I am not being polite but this is how I see it (unless I am completely overestimating your defending). I suppose we could cut loose and grab two early goals and send all of Farke’s game planning out the window but you just seem a bit too resilient now to let that happen.
I only read the reports of your Millwall game but I went to the Den to see our mad 4-3 win there. They were a physical team who set out to batter us and we decided to get stuck in (we only played four strikers that night because we had 12 fit outfield players) and it paid off. We are not the same physical team we were when Christoph Berra and Daryl Murphy were here so our win there was more down to our finishing than us out-brutalising them!
One other thing worth mentioning is that we simply do not know this Norwich team and in many ways most Canaries are still getting to know it as it emerges from its chrysalis. One thing I guess that we don’t know is how it will handle the pressure of the derby game. I went to both Portman Road games in our play-off season and remember now nervous City were until Grabban’s and Howson’s respective goals. I can’t see it being an issue but you never know in a game like this.
You’re certainly right in saying we don’t know how this City crop will handle the derby atmosphere. I guess the same can be said of Ipswich given the number of new faces McCarthy has brought in. Some will be inspired by a raucous home crowd, others will shrink; the winners will likely be those who have more of the former.

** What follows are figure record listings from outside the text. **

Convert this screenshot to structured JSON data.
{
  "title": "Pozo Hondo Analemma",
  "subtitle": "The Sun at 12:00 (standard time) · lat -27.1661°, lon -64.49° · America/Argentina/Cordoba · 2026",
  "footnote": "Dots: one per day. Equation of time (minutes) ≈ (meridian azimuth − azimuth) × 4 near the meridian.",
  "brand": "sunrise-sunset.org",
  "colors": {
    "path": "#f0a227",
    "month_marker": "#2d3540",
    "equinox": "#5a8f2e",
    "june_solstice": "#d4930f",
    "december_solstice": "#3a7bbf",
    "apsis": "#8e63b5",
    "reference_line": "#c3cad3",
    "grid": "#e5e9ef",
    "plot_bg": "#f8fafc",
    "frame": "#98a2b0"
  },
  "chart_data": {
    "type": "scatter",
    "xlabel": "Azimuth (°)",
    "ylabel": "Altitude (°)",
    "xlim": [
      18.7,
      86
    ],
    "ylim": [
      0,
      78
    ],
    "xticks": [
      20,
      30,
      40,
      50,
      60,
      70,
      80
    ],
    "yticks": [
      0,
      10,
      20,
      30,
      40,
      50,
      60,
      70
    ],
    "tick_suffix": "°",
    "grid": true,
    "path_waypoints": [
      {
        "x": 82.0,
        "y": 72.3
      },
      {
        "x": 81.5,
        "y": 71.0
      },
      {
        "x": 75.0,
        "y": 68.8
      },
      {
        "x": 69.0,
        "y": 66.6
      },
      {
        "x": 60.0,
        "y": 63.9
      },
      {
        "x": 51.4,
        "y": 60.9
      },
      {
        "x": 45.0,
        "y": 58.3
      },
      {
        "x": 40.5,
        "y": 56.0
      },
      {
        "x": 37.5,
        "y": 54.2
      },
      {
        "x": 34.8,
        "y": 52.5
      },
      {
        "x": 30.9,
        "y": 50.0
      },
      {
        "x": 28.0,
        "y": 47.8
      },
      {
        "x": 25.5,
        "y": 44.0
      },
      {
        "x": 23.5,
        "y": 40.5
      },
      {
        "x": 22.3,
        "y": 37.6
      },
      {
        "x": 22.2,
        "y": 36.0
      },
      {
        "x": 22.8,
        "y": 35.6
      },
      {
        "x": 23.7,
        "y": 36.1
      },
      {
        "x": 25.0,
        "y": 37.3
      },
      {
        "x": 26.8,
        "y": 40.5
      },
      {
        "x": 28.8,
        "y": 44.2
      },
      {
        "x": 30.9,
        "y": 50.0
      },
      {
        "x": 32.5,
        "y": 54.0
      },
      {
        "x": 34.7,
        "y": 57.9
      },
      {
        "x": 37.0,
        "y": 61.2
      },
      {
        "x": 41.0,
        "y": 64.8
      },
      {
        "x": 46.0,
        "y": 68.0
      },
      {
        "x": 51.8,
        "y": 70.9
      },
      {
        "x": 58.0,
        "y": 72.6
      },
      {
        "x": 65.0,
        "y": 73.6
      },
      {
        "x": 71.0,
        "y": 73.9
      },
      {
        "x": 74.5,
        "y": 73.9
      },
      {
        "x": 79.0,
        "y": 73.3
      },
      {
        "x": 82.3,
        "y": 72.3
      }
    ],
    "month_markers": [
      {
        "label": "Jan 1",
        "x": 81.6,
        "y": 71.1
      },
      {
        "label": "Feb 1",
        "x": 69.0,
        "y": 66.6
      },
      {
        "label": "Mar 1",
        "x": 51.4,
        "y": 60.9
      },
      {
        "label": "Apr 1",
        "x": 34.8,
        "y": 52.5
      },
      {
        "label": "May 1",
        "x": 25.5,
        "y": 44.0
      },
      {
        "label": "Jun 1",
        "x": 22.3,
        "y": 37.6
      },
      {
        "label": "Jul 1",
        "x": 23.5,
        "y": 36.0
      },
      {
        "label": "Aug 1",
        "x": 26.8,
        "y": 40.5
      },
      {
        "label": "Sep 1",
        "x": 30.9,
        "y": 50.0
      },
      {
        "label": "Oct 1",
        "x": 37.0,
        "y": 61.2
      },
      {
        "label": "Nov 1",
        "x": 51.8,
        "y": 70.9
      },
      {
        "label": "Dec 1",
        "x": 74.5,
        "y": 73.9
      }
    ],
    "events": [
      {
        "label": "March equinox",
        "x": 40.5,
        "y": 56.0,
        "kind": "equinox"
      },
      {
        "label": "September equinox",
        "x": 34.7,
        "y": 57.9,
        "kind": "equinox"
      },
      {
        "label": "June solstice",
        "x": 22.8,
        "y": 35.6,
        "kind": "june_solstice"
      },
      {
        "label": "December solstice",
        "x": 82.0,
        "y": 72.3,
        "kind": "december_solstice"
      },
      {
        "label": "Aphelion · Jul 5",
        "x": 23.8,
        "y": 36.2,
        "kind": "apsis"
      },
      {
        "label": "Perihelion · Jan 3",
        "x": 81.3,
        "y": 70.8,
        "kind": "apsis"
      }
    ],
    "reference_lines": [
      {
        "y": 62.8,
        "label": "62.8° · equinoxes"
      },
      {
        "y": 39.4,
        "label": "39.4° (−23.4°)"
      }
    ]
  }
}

For what it’s worth I’m more than a little unnerved by the fact we haven’t lost to Ipswich since 2009 and that damn law of averages will kick in at some point – possibly on Sunday. Add that to the fact this is probably a better Ipswich side than we’ve faced for a while, and I think I’d take a point now if I’m being honest.

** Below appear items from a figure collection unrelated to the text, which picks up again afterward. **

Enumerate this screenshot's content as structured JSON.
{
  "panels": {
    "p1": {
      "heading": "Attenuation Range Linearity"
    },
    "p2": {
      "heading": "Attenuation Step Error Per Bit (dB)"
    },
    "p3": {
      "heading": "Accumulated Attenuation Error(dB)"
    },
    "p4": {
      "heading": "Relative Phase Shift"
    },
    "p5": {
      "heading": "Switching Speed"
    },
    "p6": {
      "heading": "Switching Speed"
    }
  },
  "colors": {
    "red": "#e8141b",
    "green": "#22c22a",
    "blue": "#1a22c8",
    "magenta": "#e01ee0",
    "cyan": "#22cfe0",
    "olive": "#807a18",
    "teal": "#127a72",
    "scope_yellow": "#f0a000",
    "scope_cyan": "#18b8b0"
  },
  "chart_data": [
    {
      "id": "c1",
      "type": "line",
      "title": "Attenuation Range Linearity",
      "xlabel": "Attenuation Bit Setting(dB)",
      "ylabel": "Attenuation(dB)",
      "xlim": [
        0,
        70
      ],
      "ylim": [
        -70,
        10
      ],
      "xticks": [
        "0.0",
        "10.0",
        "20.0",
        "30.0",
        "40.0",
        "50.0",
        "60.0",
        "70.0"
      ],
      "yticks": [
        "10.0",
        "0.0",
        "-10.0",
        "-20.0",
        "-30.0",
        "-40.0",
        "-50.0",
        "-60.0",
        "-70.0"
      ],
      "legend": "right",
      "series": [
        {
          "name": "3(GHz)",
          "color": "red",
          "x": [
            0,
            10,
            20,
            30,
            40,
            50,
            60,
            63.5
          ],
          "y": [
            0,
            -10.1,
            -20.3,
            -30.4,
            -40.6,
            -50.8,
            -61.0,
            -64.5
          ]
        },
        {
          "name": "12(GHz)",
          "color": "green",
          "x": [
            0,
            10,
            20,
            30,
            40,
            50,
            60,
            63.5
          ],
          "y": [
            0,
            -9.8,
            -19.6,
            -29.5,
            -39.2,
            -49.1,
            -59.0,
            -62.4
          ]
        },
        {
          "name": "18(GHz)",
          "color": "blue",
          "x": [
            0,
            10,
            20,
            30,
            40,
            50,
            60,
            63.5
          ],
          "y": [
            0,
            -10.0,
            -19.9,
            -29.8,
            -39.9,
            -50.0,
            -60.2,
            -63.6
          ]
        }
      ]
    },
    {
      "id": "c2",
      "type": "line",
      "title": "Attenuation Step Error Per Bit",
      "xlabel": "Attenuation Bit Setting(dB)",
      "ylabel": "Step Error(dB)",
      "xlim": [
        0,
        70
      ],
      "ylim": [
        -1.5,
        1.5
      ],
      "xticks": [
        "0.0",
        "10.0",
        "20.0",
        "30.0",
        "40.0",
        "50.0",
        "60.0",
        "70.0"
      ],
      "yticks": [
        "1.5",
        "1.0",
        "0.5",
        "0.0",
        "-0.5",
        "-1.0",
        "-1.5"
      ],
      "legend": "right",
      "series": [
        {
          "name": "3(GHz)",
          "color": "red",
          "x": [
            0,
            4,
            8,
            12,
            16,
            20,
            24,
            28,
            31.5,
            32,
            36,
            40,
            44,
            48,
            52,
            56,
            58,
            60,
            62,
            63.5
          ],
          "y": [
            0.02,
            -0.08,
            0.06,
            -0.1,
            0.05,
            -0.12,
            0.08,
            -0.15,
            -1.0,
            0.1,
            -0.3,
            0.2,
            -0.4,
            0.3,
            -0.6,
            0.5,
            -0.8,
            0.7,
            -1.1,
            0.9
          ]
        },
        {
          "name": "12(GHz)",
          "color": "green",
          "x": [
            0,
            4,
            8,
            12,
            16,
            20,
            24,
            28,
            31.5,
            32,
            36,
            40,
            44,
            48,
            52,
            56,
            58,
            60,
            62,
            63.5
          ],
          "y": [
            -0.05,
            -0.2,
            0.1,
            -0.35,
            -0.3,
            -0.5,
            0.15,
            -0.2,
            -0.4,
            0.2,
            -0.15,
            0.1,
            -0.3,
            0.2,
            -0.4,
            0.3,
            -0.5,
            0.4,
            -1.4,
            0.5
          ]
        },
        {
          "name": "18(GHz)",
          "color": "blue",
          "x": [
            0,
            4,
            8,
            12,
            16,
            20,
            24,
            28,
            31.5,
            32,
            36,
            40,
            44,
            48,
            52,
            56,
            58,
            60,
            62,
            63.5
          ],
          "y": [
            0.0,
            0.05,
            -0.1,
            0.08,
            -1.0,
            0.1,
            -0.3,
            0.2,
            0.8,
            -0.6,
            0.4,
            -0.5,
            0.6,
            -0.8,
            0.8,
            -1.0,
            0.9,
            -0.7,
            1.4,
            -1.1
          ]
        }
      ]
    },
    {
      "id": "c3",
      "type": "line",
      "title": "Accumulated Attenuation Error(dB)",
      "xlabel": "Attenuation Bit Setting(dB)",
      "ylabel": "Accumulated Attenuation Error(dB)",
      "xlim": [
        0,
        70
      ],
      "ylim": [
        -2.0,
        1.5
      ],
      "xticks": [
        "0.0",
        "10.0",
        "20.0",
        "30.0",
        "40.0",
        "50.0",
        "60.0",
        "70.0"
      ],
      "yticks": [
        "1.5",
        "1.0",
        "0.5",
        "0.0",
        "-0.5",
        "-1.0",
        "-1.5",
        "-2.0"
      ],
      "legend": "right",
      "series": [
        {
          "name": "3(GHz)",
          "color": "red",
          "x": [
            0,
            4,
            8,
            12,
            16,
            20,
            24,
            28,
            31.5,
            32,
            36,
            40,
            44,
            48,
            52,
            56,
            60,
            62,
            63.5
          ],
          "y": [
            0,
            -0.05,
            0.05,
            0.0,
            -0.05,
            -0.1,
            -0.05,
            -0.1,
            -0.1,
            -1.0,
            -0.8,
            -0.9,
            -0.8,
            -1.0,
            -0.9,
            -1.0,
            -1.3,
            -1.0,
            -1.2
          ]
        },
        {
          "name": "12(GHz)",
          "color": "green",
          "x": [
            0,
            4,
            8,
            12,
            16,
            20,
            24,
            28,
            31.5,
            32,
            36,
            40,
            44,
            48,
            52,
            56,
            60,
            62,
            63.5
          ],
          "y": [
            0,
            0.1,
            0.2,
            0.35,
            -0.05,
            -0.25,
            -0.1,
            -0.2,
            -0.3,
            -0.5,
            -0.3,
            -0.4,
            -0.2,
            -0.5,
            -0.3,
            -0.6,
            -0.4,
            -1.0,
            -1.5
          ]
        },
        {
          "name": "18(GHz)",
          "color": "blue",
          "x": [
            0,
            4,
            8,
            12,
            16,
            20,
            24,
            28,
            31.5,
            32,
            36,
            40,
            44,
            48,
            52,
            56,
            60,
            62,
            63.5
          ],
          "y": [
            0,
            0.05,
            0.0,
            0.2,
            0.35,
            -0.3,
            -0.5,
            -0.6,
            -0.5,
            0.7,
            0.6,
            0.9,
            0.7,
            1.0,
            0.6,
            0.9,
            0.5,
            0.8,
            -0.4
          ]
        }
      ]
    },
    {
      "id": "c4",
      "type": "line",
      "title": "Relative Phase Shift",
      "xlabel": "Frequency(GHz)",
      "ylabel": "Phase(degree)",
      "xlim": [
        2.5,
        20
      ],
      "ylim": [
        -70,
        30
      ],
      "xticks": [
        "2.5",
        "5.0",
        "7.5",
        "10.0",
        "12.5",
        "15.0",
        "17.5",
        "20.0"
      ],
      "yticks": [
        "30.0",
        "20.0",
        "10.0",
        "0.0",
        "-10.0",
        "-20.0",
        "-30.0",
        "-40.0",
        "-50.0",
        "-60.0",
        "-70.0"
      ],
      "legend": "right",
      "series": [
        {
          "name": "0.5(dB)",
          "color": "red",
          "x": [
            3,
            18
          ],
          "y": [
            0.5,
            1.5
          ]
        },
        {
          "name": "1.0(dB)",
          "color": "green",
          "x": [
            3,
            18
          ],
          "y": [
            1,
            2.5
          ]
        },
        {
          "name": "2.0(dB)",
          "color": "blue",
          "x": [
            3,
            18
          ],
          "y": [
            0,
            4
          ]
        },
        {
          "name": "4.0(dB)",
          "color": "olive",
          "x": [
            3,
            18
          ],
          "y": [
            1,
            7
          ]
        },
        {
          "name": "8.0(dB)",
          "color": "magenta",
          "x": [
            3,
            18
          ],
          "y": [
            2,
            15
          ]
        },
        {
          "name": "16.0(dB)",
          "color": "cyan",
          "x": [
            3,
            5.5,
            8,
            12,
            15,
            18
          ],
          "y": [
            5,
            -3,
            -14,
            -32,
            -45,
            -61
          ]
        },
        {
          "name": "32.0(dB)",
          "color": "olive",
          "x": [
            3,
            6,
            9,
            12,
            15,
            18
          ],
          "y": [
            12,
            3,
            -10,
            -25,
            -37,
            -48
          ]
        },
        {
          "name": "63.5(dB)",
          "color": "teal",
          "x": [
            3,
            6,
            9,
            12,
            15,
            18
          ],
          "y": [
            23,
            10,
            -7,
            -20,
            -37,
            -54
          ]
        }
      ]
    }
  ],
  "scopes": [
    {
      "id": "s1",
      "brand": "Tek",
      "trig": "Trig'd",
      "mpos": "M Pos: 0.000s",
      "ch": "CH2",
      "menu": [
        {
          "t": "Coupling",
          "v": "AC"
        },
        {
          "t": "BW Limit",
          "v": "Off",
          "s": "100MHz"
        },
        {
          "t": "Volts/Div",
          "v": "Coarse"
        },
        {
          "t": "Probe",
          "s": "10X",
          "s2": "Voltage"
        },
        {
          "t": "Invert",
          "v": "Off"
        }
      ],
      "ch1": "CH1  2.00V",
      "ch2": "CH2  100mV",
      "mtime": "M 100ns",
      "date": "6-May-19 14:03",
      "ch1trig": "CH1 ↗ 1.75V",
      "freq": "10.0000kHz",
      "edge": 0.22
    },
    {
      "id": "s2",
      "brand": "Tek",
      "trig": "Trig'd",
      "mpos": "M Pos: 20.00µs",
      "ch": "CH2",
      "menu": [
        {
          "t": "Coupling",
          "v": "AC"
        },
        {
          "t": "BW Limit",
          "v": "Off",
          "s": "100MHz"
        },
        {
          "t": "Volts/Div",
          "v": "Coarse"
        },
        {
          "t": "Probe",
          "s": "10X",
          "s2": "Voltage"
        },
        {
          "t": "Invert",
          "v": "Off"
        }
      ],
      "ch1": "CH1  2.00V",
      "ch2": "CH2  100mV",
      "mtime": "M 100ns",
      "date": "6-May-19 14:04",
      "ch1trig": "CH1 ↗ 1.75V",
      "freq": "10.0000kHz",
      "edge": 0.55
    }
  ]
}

It’s funny what you said about the law of averages – I remember a number of Canaries ahead of the derby game last Autumn saying that we were due a win, words similar to ‘it’s their turn’ sprung to mind from those discussions. Players like Joey Garner and Jonas Knudsen trade on their personalities and they will revel in the atmosphere but you are so right in saying that it will be a first derby for plenty of our lot as well. Like so many things about this game, we just don’t know.
That 2009 date may have Canaries worried, but I believe that a first win over Norwich since then will be an important psychological milestone for Ipswich. I know that the 9-2 references are good fun for City fans, but those defeats did hit our confidence and represented everything that was wretched about the Roy Keane and Paul Jewell era. A first win over Norwich, whenever it happens, will represent the turning of a corner.

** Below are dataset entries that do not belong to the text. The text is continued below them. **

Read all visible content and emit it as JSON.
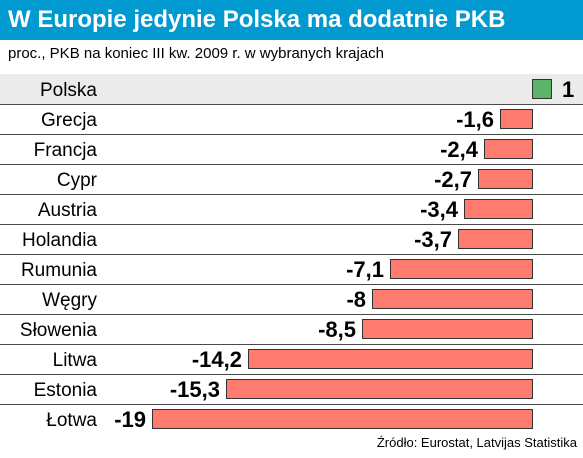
{
  "header": {
    "title": "W Europie jedynie Polska ma dodatnie PKB",
    "subtitle": "proc., PKB na koniec III kw. 2009 r. w wybranych krajach",
    "source": "Źródło: Eurostat, Latvijas Statistika"
  },
  "colors": {
    "title_bar": "#0099d0",
    "positive_bar": "#5cb36a",
    "negative_bar": "#ff7b70",
    "row_shade": "#ebebeb",
    "separator": "#4a4a4a"
  },
  "chart_data": {
    "type": "bar",
    "orientation": "horizontal",
    "title": "W Europie jedynie Polska ma dodatnie PKB",
    "subtitle": "proc., PKB na koniec III kw. 2009 r. w wybranych krajach",
    "categories": [
      "Polska",
      "Grecja",
      "Francja",
      "Cypr",
      "Austria",
      "Holandia",
      "Rumunia",
      "Węgry",
      "Słowenia",
      "Litwa",
      "Estonia",
      "Łotwa"
    ],
    "values": [
      1,
      -1.6,
      -2.4,
      -2.7,
      -3.4,
      -3.7,
      -7.1,
      -8,
      -8.5,
      -14.2,
      -15.3,
      -19
    ],
    "value_labels": [
      "1",
      "-1,6",
      "-2,4",
      "-2,7",
      "-3,4",
      "-3,7",
      "-7,1",
      "-8",
      "-8,5",
      "-14,2",
      "-15,3",
      "-19"
    ],
    "xlim": [
      -19,
      1
    ],
    "grid": false,
    "highlighted_category": "Polska"
  }
}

One other odd point – keep an eye on the weather! Storm Brian (I think that what the Beeb called it) is due to land this weekend and it could make the game a complete lottery. I confess that I would love the game to be postponed and rescheduled under the lights as our ground, even if it is showing it’s age, is atmospheric and this is usually worth a goal to us in evening games.
Finally – and thanks very much for your time – you brave enough to forecast where both of us may finish come next May?
It’s really too early to call an end of season forecast but here’s my best guess. I reckon that Norwich are a 50/50 bet to make the play-offs, as much because this league is treacherous and I do think you need to fine tune your finishing. A fifth to eighth placed finish is about par. As for us, we are better than the weaker teams and weaker than the better teams so the overwhelming logic suggests mid-table, an 11th to 15th placed finish being par for us.